Neutron Stars And Blackholes
Stars eventually run out of material to burn. This first occurs in the star’s core, which is the most massive part of the star. The core begins to gravitationally collapse, creating extreme pressures and temperatures. The heat generated by the core triggers fusion in the outer layers of the star, where hydrogen fuel remains. As a result, these outer layers expand to dissipate the heat being generated, becoming massive and highly luminous. This is called the “red giant phase”. Stars smaller than about 0.5 solar masses skip the red giant phase, as they cannot become hot enough. In a Sun-like star, the contraction of the stellar core gently sheds the bloated outer layers of the star, which drift away as a glowing planetary nebula. The core stops contracting once the density reaches a point where stellar electrons are prevented from moving any closer together. This physical law is called the Pauli Exclusion Principle. The core remains in this electron-degenerate state called a white dwarf, gradually cooling over many billions of years to become a black dwarf. Electron degeneracy pressure can only support a white dwarf up to about 1.4 times the mass of the Sun, a ceiling known as the Chandrasekhar limit, after the physicist Subrahmanyan Chandrasekhar who calculated it in 1930. Stars that begin life below roughly 8 solar masses end up here, which is why the Sun is destined to become a white dwarf.
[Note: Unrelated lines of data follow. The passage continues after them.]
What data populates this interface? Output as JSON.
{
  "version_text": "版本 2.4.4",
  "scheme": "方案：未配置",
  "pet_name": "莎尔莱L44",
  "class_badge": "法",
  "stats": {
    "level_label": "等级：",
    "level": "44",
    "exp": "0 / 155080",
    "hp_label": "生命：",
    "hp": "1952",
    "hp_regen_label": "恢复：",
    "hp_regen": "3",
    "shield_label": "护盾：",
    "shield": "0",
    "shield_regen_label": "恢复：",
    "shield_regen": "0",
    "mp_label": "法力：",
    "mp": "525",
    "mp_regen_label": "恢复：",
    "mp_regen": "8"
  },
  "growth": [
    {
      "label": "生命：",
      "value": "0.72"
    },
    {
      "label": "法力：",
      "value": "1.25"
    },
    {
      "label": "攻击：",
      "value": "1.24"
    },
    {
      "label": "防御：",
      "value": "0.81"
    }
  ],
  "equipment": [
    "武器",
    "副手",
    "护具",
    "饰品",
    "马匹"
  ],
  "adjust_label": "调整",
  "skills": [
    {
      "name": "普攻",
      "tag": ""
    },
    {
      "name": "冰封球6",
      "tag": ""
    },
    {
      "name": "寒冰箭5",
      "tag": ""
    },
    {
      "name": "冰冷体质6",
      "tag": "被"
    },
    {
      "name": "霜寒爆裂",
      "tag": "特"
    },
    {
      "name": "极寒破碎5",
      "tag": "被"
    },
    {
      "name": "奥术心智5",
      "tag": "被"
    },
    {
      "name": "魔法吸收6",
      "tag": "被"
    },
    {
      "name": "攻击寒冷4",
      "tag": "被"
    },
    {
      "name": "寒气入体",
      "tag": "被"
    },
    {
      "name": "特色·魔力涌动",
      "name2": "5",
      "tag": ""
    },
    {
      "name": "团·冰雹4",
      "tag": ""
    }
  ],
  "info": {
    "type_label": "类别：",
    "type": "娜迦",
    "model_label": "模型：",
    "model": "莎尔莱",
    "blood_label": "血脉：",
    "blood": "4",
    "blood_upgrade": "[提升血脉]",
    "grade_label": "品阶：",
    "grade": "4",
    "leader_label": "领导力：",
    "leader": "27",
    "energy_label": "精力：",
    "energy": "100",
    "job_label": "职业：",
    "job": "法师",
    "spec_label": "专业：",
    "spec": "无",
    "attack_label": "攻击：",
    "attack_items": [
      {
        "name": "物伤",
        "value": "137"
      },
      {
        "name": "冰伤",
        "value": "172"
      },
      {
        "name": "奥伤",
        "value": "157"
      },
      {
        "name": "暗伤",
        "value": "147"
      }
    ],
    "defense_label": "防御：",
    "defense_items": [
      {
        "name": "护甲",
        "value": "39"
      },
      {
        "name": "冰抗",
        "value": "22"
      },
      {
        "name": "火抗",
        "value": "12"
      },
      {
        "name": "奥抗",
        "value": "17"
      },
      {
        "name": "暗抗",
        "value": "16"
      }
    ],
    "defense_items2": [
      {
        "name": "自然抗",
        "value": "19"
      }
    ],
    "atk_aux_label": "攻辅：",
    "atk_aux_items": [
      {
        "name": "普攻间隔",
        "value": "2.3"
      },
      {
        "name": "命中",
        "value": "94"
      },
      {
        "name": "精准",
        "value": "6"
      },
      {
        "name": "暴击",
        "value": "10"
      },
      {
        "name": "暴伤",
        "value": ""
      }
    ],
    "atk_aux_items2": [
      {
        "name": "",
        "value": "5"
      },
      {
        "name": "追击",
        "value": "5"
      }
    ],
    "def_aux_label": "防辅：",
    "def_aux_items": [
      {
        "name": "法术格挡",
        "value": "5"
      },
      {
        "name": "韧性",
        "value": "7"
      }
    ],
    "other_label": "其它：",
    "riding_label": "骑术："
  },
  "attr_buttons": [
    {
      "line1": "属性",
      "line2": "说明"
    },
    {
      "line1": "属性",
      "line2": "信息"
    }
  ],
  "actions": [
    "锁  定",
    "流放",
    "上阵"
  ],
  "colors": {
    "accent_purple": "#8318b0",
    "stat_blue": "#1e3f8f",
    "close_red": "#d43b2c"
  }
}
Stars that start out heavier than roughly 8 solar masses meet a far more violent end. Their cores keep fusing elements until they build an inert iron core, which cannot release energy through fusion. When that core exceeds the Chandrasekhar limit, it collapses in a fraction of a second and the outer layers rebound in a titanic explosion called a supernova, briefly outshining an entire galaxy.
What the core leaves behind depends on its mass. If the collapsing core settles below about 3 solar masses (a ceiling called the Tolman-Oppenheimer-Volkoff limit), neutron degeneracy pressure halts the collapse and the result is a neutron star, a city-sized object so dense that a teaspoon of its material would weigh billions of tons. If the core is heavier than that, not even neutron degeneracy pressure can resist gravity, and the collapse continues without limit, forming a black hole. In practice, stars born with more than about 20 solar masses are the ones most likely to end as black holes.